9.14.2007

Comunión arquitecto-cliente. La Pasión

Introducción de un texto de Isaac Broid...

La Cátedra Extraordinaria Federico Mariscal empezó en el año 1984. Fue Pedro Ramírez Vázquez quien con justificados méritos la inició. "La Arquitectura como Disciplina de Servi­cio" fue el tema de esa primera cátedra. Veinte años separan aquellas históricas conferencias de las que ahora nos ocupan, pero la distancia entre el tema antes mencionado y mi confesión sincera siento que es mucho mayor que el tiempo cronológico.

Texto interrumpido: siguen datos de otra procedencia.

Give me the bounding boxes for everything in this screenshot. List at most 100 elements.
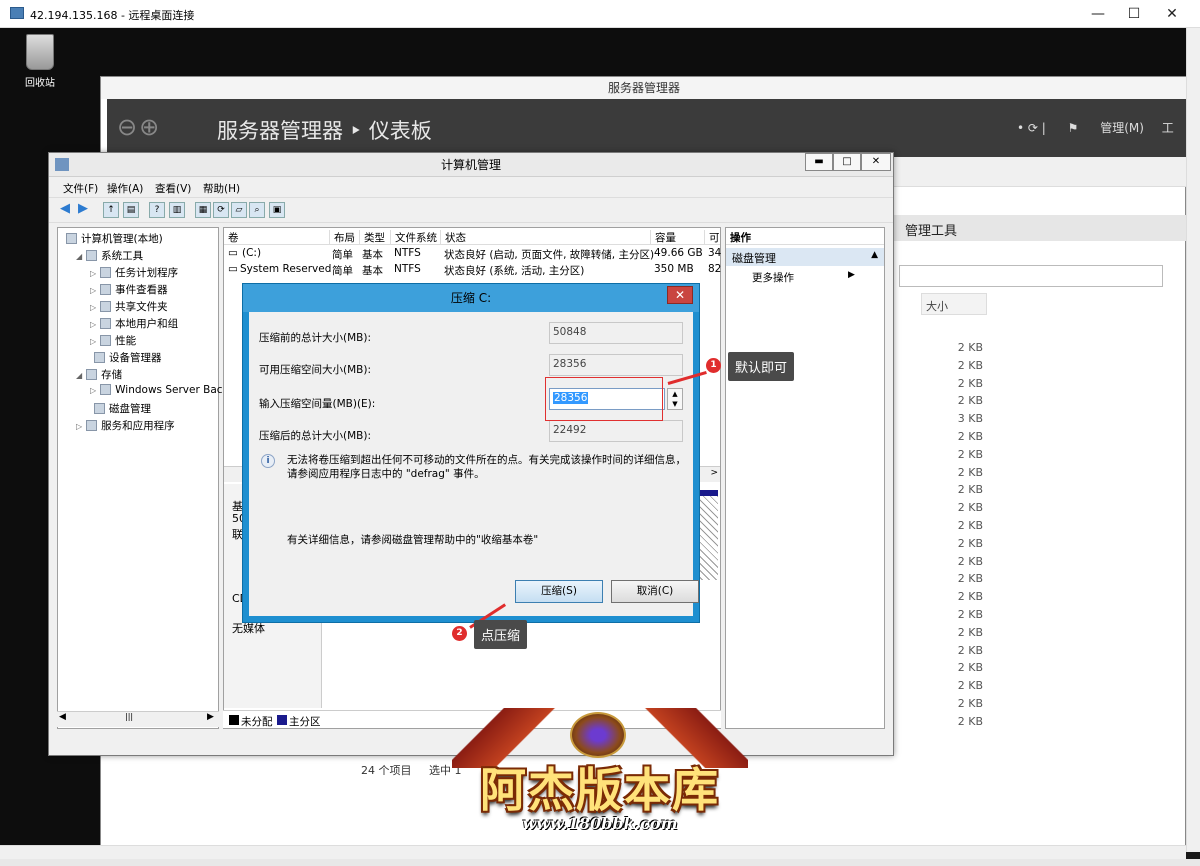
forward-icon[interactable]: ▶ bbox=[75, 202, 91, 218]
scroll-right-icon[interactable]: ▶ bbox=[207, 712, 214, 722]
tree-node-icon bbox=[94, 403, 105, 414]
tree-item[interactable]: ▷ 事件查看器 bbox=[90, 282, 168, 297]
tree-item[interactable]: 磁盘管理 bbox=[90, 401, 151, 416]
tools-menu[interactable]: 工 bbox=[1162, 121, 1174, 135]
tree-item[interactable]: ◢ 存储 bbox=[76, 367, 122, 382]
size-cell: 2 KB bbox=[957, 679, 983, 693]
shrink-button[interactable]: 压缩(S) bbox=[515, 580, 603, 603]
expander-icon[interactable]: ◢ bbox=[76, 371, 82, 380]
tree-node-icon bbox=[66, 233, 77, 244]
tree-item[interactable]: ▷ 任务计划程序 bbox=[90, 265, 178, 280]
recycle-bin[interactable]: 回收站 bbox=[18, 34, 62, 89]
back-forward-icon[interactable]: ⊖⊕ bbox=[117, 113, 179, 143]
address-box[interactable] bbox=[899, 265, 1163, 287]
col-volume[interactable]: 卷 bbox=[224, 230, 330, 244]
tree-item-label: 性能 bbox=[115, 335, 137, 347]
help-icon[interactable]: ? bbox=[149, 202, 165, 218]
legend-unallocated: 未分配 bbox=[241, 716, 273, 728]
scroll-thumb[interactable]: ||| bbox=[125, 712, 133, 721]
expander-icon[interactable]: ▷ bbox=[90, 286, 96, 295]
menu-view[interactable]: 查看(V) bbox=[155, 181, 191, 196]
expander-icon[interactable]: ▷ bbox=[90, 386, 96, 395]
tree-item[interactable]: 计算机管理(本地) bbox=[62, 231, 163, 246]
expander-icon[interactable]: ▷ bbox=[90, 320, 96, 329]
step-1-callout: 默认即可 bbox=[728, 352, 795, 381]
col-type[interactable]: 类型 bbox=[360, 230, 391, 244]
scroll-right-icon[interactable]: > bbox=[710, 468, 718, 478]
menu-action[interactable]: 操作(A) bbox=[107, 181, 143, 196]
expander-icon[interactable]: ▷ bbox=[90, 337, 96, 346]
close-button[interactable]: ✕ bbox=[1152, 2, 1192, 26]
cm-maximize-button[interactable]: □ bbox=[833, 153, 861, 171]
volume-row[interactable]: ▭ System Reserved 简单 基本 NTFS 状态良好 (系统, 活… bbox=[224, 262, 721, 278]
size-cell: 2 KB bbox=[957, 358, 983, 372]
primary-swatch bbox=[277, 715, 287, 725]
tree-item[interactable]: ▷ 本地用户和组 bbox=[90, 316, 178, 331]
back-icon[interactable]: ◀ bbox=[57, 202, 73, 218]
open-icon[interactable]: ▱ bbox=[231, 202, 247, 218]
up-folder-icon[interactable]: ↑ bbox=[103, 202, 119, 218]
col-status[interactable]: 状态 bbox=[441, 230, 651, 244]
properties-icon[interactable]: ▦ bbox=[195, 202, 211, 218]
cm-close-button[interactable]: ✕ bbox=[861, 153, 891, 171]
flag-icon[interactable]: ⚑ bbox=[1068, 121, 1079, 135]
tree-item-label: 事件查看器 bbox=[115, 284, 168, 296]
server-manager-header: ⊖⊕ 服务器管理器 ‣ 仪表板 • ⟳ | ⚑ 管理(M) 工 bbox=[107, 99, 1187, 157]
refresh-icon[interactable]: • ⟳ | bbox=[1017, 121, 1046, 135]
volume-layout: 简单 bbox=[332, 249, 353, 261]
col-capacity[interactable]: 容量 bbox=[651, 230, 705, 244]
submenu-arrow-icon: ▶ bbox=[848, 270, 855, 280]
size-cell: 2 KB bbox=[957, 376, 983, 390]
actions-disk-management[interactable]: 磁盘管理 ▲ bbox=[726, 248, 884, 266]
volume-row[interactable]: ▭ (C:) 简单 基本 NTFS 状态良好 (启动, 页面文件, 故障转储, … bbox=[224, 246, 721, 262]
step-2-badge: 2 bbox=[452, 626, 467, 641]
action-pane-icon[interactable]: ▥ bbox=[169, 202, 185, 218]
col-free[interactable]: 可 bbox=[705, 230, 720, 244]
shrink-dialog-title: 压缩 C: bbox=[243, 284, 699, 312]
size-column-header[interactable]: 大小 bbox=[921, 293, 987, 315]
show-tree-icon[interactable]: ▤ bbox=[123, 202, 139, 218]
minimize-button[interactable]: — bbox=[1078, 2, 1118, 26]
dialog-close-button[interactable]: ✕ bbox=[667, 286, 693, 304]
rescan-icon[interactable]: ⟳ bbox=[213, 202, 229, 218]
maximize-button[interactable]: ☐ bbox=[1114, 2, 1154, 26]
volume-capacity: 49.66 GB bbox=[654, 247, 703, 259]
size-cell: 2 KB bbox=[957, 643, 983, 657]
drive-icon: ▭ bbox=[228, 263, 238, 275]
expander-icon[interactable]: ▷ bbox=[90, 269, 96, 278]
expander-icon[interactable]: ◢ bbox=[76, 252, 82, 261]
computer-management-title: 计算机管理 bbox=[440, 158, 501, 172]
tree-item[interactable]: ▷ 服务和应用程序 bbox=[76, 418, 175, 433]
menu-file[interactable]: 文件(F) bbox=[63, 181, 98, 196]
tree-item[interactable]: ▷ Windows Server Back bbox=[90, 384, 229, 396]
windows-logo-icon bbox=[1001, 778, 1035, 804]
remote-desktop-icon bbox=[10, 7, 24, 19]
tree-item[interactable]: 设备管理器 bbox=[90, 350, 162, 365]
collapse-icon[interactable]: ▲ bbox=[871, 250, 878, 260]
tree-item[interactable]: ◢ 系统工具 bbox=[76, 248, 143, 263]
expander-icon[interactable]: ▷ bbox=[90, 303, 96, 312]
shrink-amount-label: 输入压缩空间量(MB)(E): bbox=[259, 398, 376, 410]
settings-icon[interactable]: ▣ bbox=[269, 202, 285, 218]
rdp-vertical-scrollbar[interactable] bbox=[1186, 28, 1200, 852]
tree-node-icon bbox=[86, 369, 98, 380]
tree-item[interactable]: ▷ 性能 bbox=[90, 333, 136, 348]
more-actions[interactable]: 更多操作 ▶ bbox=[752, 270, 855, 285]
manage-menu[interactable]: 管理(M) bbox=[1100, 121, 1144, 135]
size-cell: 2 KB bbox=[957, 625, 983, 639]
cm-minimize-button[interactable]: ▬ bbox=[805, 153, 833, 171]
shrink-amount-spinner[interactable]: ▲ ▼ bbox=[667, 388, 683, 410]
expander-icon[interactable]: ▷ bbox=[76, 422, 82, 431]
tree-horizontal-scrollbar[interactable]: ◀ ||| ▶ bbox=[57, 711, 219, 727]
rdp-horizontal-scrollbar[interactable] bbox=[0, 845, 1186, 859]
tree-item-label: Windows Server Back bbox=[115, 384, 229, 396]
cancel-button[interactable]: 取消(C) bbox=[611, 580, 699, 603]
tree-node-icon bbox=[86, 250, 98, 261]
col-layout[interactable]: 布局 bbox=[330, 230, 360, 244]
search-icon[interactable]: ⌕ bbox=[249, 202, 265, 218]
scroll-left-icon[interactable]: ◀ bbox=[59, 712, 66, 722]
col-filesystem[interactable]: 文件系统 bbox=[391, 230, 441, 244]
tree-item[interactable]: ▷ 共享文件夹 bbox=[90, 299, 168, 314]
menu-help[interactable]: 帮助(H) bbox=[203, 181, 240, 196]
available-shrink-label: 可用压缩空间大小(MB): bbox=[259, 364, 371, 376]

Siempre he tenido presente las necesidades de las personas o instituciones que han depositado su confianza en mí para desa­rrollar proyectos de arquitectura. Presupuestos y programas se analizan para cumplir con sus requerimientos. Para dar el servi­cio del que hizo mención Ramírez Vázquez. Si no es así, no hay comunión arquitecto-cliente y por consecuencia la relación se rompe. Pero en el fondo yo tomo cada encargo para proyectar mis deseos, mis fantasías. Es donde se dan cita mis propios fan­tasmas con los de los clientes. Sin importar la escala del encar­go -S, M, L, XL- la posibilidad de encontrarse con la hoja en blan­co provoca que la fábrica de los sueños empiece a trabajar. Una fábrica donde se producen imágenes siempre posibles -que muchas veces son las más difíciles que se lleven a cabo,- pero que dentro de la imaginación la posibilidad de un mundo en equilibrio y armonía (siempre frágil) es una realidad tan real como la realidad real. Vivir la arquitectura no sólo es un "privi­legio de la vista", -citando a Octavio Paz- sino un privilegio de y para la imaginación.

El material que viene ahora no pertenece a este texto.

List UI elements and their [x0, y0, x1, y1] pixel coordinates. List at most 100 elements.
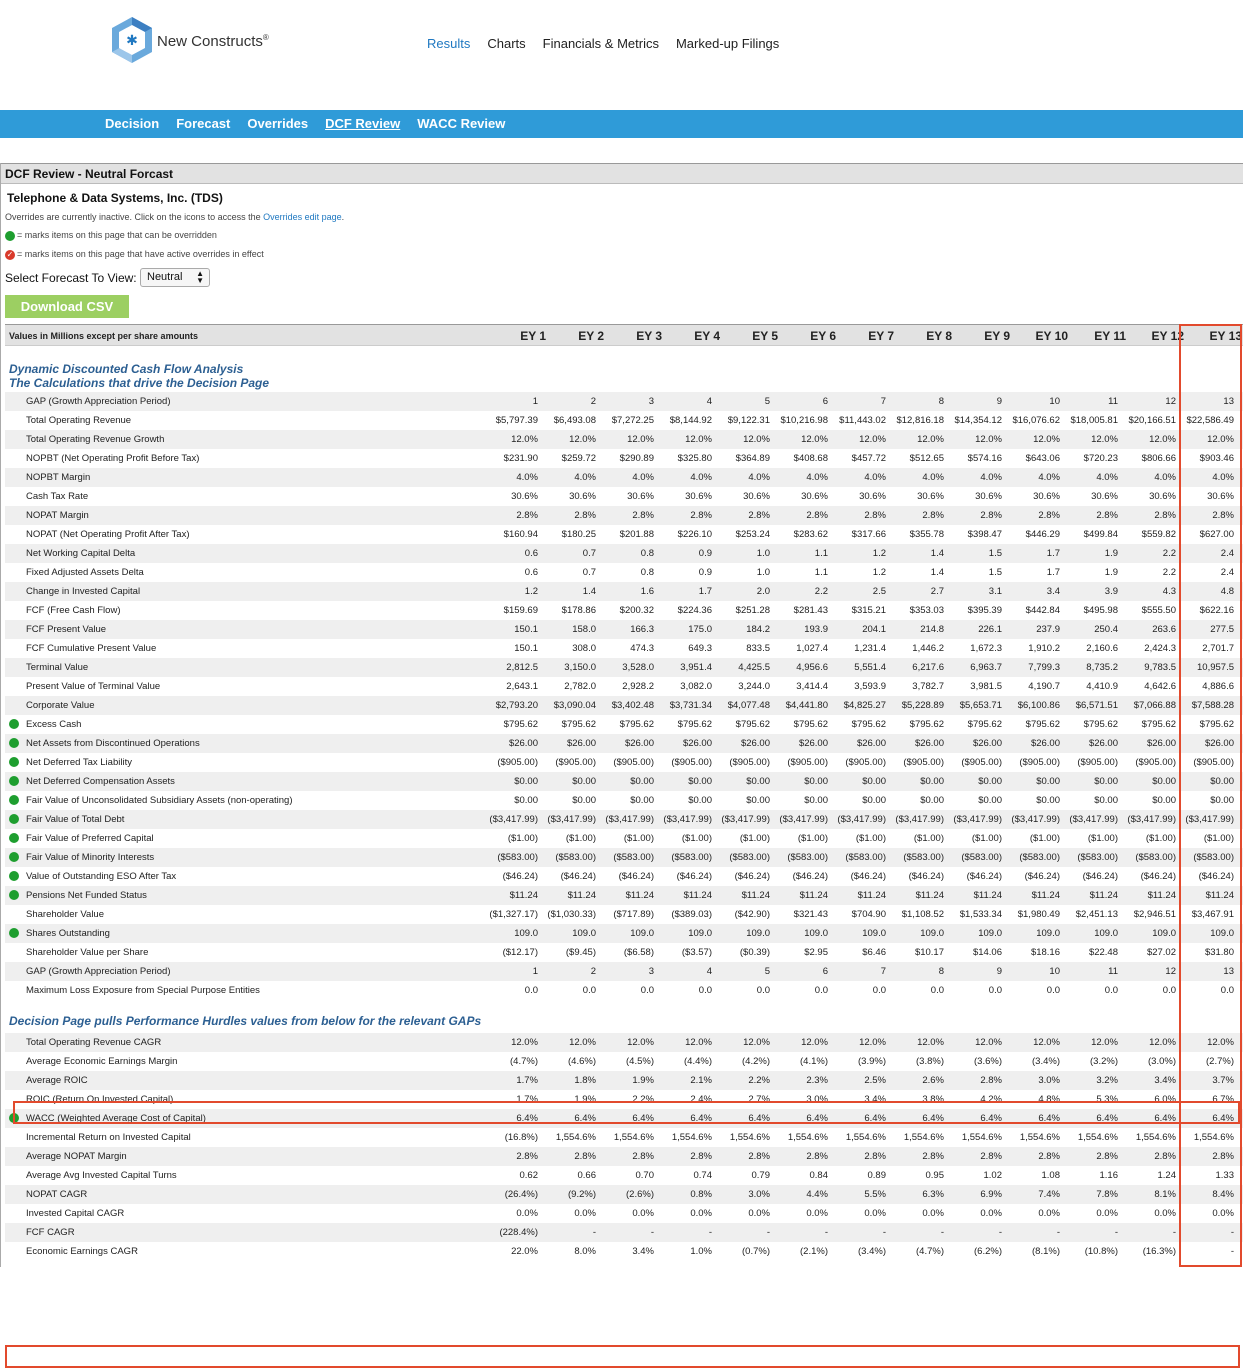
table-cell: 11	[1108, 396, 1118, 407]
override-dot-icon[interactable]	[9, 814, 19, 824]
new-constructs-logo-icon[interactable]: ✱	[108, 15, 156, 65]
row-label: Average Avg Invested Capital Turns	[26, 1170, 177, 1181]
override-dot-icon[interactable]	[9, 871, 19, 881]
override-dot-icon[interactable]	[9, 757, 19, 767]
row-label: Incremental Return on Invested Capital	[26, 1132, 191, 1143]
table-cell: $200.32	[619, 605, 654, 616]
forecast-select[interactable]: Neutral ▲ ▼	[140, 268, 210, 287]
table-cell: 1.8%	[574, 1075, 596, 1086]
table-cell: 1,231.4	[854, 643, 886, 654]
table-row: Total Operating Revenue Growth 12.0% 12.0%…	[5, 430, 1243, 449]
table-cell: 1.2	[524, 586, 538, 597]
table-cell: $11.24	[1089, 890, 1118, 901]
override-dot-icon[interactable]	[9, 719, 19, 729]
table-cell: 3.4%	[1154, 1075, 1176, 1086]
table-cell: $10,216.98	[780, 415, 828, 426]
table-cell: 2.8%	[632, 510, 654, 521]
table-cell: ($3,417.99)	[779, 814, 828, 825]
table-cell: 1	[532, 966, 538, 977]
table-cell: $795.62	[851, 719, 886, 730]
brand-name[interactable]: New Constructs®	[157, 33, 269, 50]
table-cell: 0.8	[640, 567, 654, 578]
sub-nav-item-dcf-review[interactable]: DCF Review	[325, 116, 400, 131]
table-cell: 30.6%	[801, 491, 828, 502]
table-cell: 0.0%	[516, 1208, 538, 1219]
sub-nav-item-overrides[interactable]: Overrides	[247, 116, 308, 131]
override-dot-icon[interactable]	[9, 890, 19, 900]
overrides-note: Overrides are currently inactive. Click …	[5, 212, 345, 222]
table-cell: ($583.00)	[1019, 852, 1060, 863]
row-label: NOPAT (Net Operating Profit After Tax)	[26, 529, 190, 540]
units-label: Values in Millions except per share amou…	[9, 331, 199, 341]
table-cell: ($46.24)	[908, 871, 944, 882]
table-cell: $160.94	[503, 529, 538, 540]
table-cell: $0.00	[630, 776, 654, 787]
override-dot-icon[interactable]	[9, 852, 19, 862]
overrides-edit-link[interactable]: Overrides edit page	[263, 212, 342, 222]
section-title-line: The Calculations that drive the Decision…	[9, 376, 270, 390]
table-cell: 2.5%	[864, 1075, 886, 1086]
table-cell: 1.9	[1104, 567, 1118, 578]
table-cell: 1,554.6%	[961, 1132, 1002, 1143]
table-cell: $8,144.92	[669, 415, 712, 426]
table-cell: $457.72	[851, 453, 886, 464]
table-row: Economic Earnings CAGR 22.0% 8.0% 3.4% 1.0% (…	[5, 1242, 1243, 1261]
table-cell: $795.62	[909, 719, 944, 730]
download-csv-button[interactable]: Download CSV	[5, 295, 129, 318]
table-row: Net Deferred Tax Liability ($905.00) ($905…	[5, 753, 1243, 772]
top-nav-item-results[interactable]: Results	[427, 36, 470, 51]
table-cell: 30.6%	[1149, 491, 1176, 502]
table-cell: ($3,417.99)	[721, 814, 770, 825]
override-dot-icon[interactable]	[9, 928, 19, 938]
override-dot-icon[interactable]	[9, 833, 19, 843]
table-cell: (228.4%)	[499, 1227, 538, 1238]
table-cell: ($583.00)	[903, 852, 944, 863]
top-nav-item-marked-up-filings[interactable]: Marked-up Filings	[676, 36, 779, 51]
sub-nav-item-decision[interactable]: Decision	[105, 116, 159, 131]
table-cell: 0.7	[582, 567, 596, 578]
table-cell: ($3,417.99)	[895, 814, 944, 825]
top-nav-item-financials-metrics[interactable]: Financials & Metrics	[543, 36, 659, 51]
table-cell: 12.0%	[1149, 434, 1176, 445]
table-cell: $14,354.12	[954, 415, 1002, 426]
table-cell: 12.0%	[1033, 1037, 1060, 1048]
table-cell: 3,782.7	[912, 681, 944, 692]
table-cell: $7,272.25	[611, 415, 654, 426]
table-cell: (4.7%)	[916, 1246, 944, 1257]
override-dot-icon[interactable]	[9, 795, 19, 805]
row-label: Average NOPAT Margin	[26, 1151, 127, 1162]
table-row: Cash Tax Rate 30.6% 30.6% 30.6% 30.6% 30.6% 30…	[5, 487, 1243, 506]
table-cell: 4	[706, 966, 712, 977]
table-cell: (3.0%)	[1148, 1056, 1176, 1067]
sub-nav-item-wacc-review[interactable]: WACC Review	[417, 116, 505, 131]
table-row: Average Avg Invested Capital Turns 0.62 0.…	[5, 1166, 1243, 1185]
table-cell: 12.0%	[1033, 434, 1060, 445]
table-cell: ($583.00)	[845, 852, 886, 863]
table-cell: 5	[764, 396, 770, 407]
table-cell: $18.16	[1030, 947, 1060, 958]
top-nav-item-charts[interactable]: Charts	[487, 36, 525, 51]
row-label: Net Assets from Discontinued Operations	[26, 738, 200, 749]
table-cell: $11.24	[509, 890, 538, 901]
table-row: Average ROIC 1.7% 1.8% 1.9% 2.1% 2.2% 2.3% 2.5%…	[5, 1071, 1243, 1090]
table-cell: $6,100.86	[1017, 700, 1060, 711]
table-cell: 12.0%	[743, 1037, 770, 1048]
table-cell: 2.7	[930, 586, 944, 597]
table-row: Pensions Net Funded Status $11.24 $11.24 $1…	[5, 886, 1243, 905]
table-cell: 2.8%	[1154, 510, 1176, 521]
column-header: EY 6	[810, 329, 836, 343]
table-cell: 4.0%	[1154, 472, 1176, 483]
table-cell: $0.00	[804, 795, 828, 806]
row-label: NOPBT Margin	[26, 472, 91, 483]
override-dot-icon[interactable]	[9, 738, 19, 748]
table-cell: 3,951.4	[680, 662, 712, 673]
sub-nav-item-forecast[interactable]: Forecast	[176, 116, 230, 131]
override-dot-icon[interactable]	[9, 776, 19, 786]
table-cell: 3.2%	[1096, 1075, 1118, 1086]
table-cell: (3.2%)	[1090, 1056, 1118, 1067]
table-cell: 2.8%	[922, 1151, 944, 1162]
table-cell: $11.24	[1031, 890, 1060, 901]
table-cell: ($1.00)	[971, 833, 1002, 844]
table-cell: 2,782.0	[564, 681, 596, 692]
table-cell: ($905.00)	[671, 757, 712, 768]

Este privilegio no está, sin embargo, libre de caminos largos y sinuosos. Al escribir esto me viene a la mente una película de Alan Tanner, cineasta suizo muy productivo durante mis años formativos, allá por los setentas. La película llamada Años Luz trata de la relación entre un joven desganado, sin rumbo ni sue­ños en su vida que llega a una estación de gasolina en medio de la nada; el paisaje es el norte de Escocia con montañas sin árbo­les ni gente, y un viejo que le va a enseñar a volar. Sin ningún ánimo -así era su vida- el joven empieza las lecciones. A veces sin darse cuenta, otras con una conciencia total, el joven se va percatando de que para saber volar se necesita embarrar con sangre de águila -animal que en verdad sabe volar. Lo que el viejo realmente quiso enseñarle no era precisamente volar, sino cobrar conciencia que para cualquier actividad que el joven decidiera realizar necesitaba involucrarse en cuerpo y alma. Necesitaba apasionarse.